The promise — not yet the reality — is that posing a question, like “what’s the difference between the cold and the flu?,” will still draw on all those millions of pages but will also be able to ascertain which is accurate. As Ethan Mollick, a pioneer in AI in education at the Wharton School, has pointed out, the tendency of ChatGPT to “hallucinate” and confidently share inaccuracies may be frustrating, but we are now using the worst versions of LLMs we will ever experience. Think about how fast the mobile web experience progressed, for example (the first versions were quite terrible in hindsight.)
Mollick says AIs allow him to ask students to “literally do the impossible”. Now, projects of a scope they could never manage before are doable and learning is accelerating by leaps and bounds. Meanwhile, what is cutting edge today, making calculations in the millions of billions like GPT-4 (OpenAI’s latest LLM), will be open source within a few years at most, while the models will grow at 10X computational power each generation — GPT-5, 6, 7, and onward.
Another pioneer, Sal Khan, the founder and CEO of the online learning platform Khan Academy, has a vision to revolutionize education. As he communicated at this year’s TED conference, he sees a future where students from elementary school onward will have an interactive personal tutor and teachers will be empowered to hand off the tedium of lesson plans and test grading to AI and spend more time interacting directly with pupils.
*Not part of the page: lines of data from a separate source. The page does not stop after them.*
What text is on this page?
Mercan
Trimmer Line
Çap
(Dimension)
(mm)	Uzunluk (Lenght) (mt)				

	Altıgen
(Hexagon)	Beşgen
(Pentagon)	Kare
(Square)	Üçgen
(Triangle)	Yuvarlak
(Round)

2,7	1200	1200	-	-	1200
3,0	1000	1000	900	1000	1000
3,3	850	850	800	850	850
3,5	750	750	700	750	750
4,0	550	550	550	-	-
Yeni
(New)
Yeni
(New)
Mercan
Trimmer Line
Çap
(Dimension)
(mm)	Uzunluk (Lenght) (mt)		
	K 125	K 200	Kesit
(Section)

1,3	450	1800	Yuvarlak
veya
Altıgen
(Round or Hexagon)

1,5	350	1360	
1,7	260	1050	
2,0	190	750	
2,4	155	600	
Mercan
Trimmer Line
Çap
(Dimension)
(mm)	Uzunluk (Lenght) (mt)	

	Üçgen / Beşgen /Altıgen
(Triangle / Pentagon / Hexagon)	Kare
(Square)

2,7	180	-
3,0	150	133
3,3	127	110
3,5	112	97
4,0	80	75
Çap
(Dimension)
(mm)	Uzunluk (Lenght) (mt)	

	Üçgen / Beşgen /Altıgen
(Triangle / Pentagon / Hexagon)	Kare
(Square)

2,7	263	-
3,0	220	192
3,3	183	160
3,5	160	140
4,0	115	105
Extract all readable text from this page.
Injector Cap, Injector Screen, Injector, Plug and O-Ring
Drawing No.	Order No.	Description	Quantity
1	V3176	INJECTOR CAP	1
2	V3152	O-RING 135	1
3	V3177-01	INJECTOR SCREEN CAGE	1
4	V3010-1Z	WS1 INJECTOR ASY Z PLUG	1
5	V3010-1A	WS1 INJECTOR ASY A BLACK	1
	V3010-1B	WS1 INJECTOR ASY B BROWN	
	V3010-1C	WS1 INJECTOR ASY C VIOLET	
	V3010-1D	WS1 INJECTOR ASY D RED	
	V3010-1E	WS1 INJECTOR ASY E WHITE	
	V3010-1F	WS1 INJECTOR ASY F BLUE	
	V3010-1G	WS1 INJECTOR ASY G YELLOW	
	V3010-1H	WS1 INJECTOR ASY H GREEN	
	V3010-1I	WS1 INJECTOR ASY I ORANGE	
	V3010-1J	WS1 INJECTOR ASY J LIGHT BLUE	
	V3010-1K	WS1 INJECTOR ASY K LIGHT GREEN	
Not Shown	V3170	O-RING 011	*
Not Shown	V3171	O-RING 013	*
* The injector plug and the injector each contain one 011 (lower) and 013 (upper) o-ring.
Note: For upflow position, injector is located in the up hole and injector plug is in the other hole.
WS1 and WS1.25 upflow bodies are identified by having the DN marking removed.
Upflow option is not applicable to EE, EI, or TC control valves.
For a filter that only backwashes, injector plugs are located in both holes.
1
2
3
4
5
To be sure, we live in a moment of daunting challenges. From climate change and the need to transition to a post-carbon economy, to the threat of new zoonotic disease, to inadequate health care for many, to the crisis of the unhoused, it’s a long list, frankly. But as with every other challenge humanity has faced, the answers will be found both in the access to knowledge as well as the creation of new knowledge. Right now, those answers are spread across countless billions of separate pages on the internet. But not for long. This is the promise of LLMs, to provide access to the combined wisdom of billions of people is the superpower — the synthesized single intellect — that will propel us forward as a species. Our path to solving our biggest challenges is in harnessing everyone’s knowledge and wisdom present in the Agora.
Of course, we must be prudent in how we proceed. Each advance we’ve discussed — DNA, brains, speech, writing, printing, the digital age, and all the rest, has brought disruption, and LLMs will as well. But our species is on cusp of a great leap forward the likes of which we can scarcely imagine. It’s amazing to contemplate how far we’ve come in four billion years. It’s even more amazing to contemplate how far we have to go. Our best is yet to come.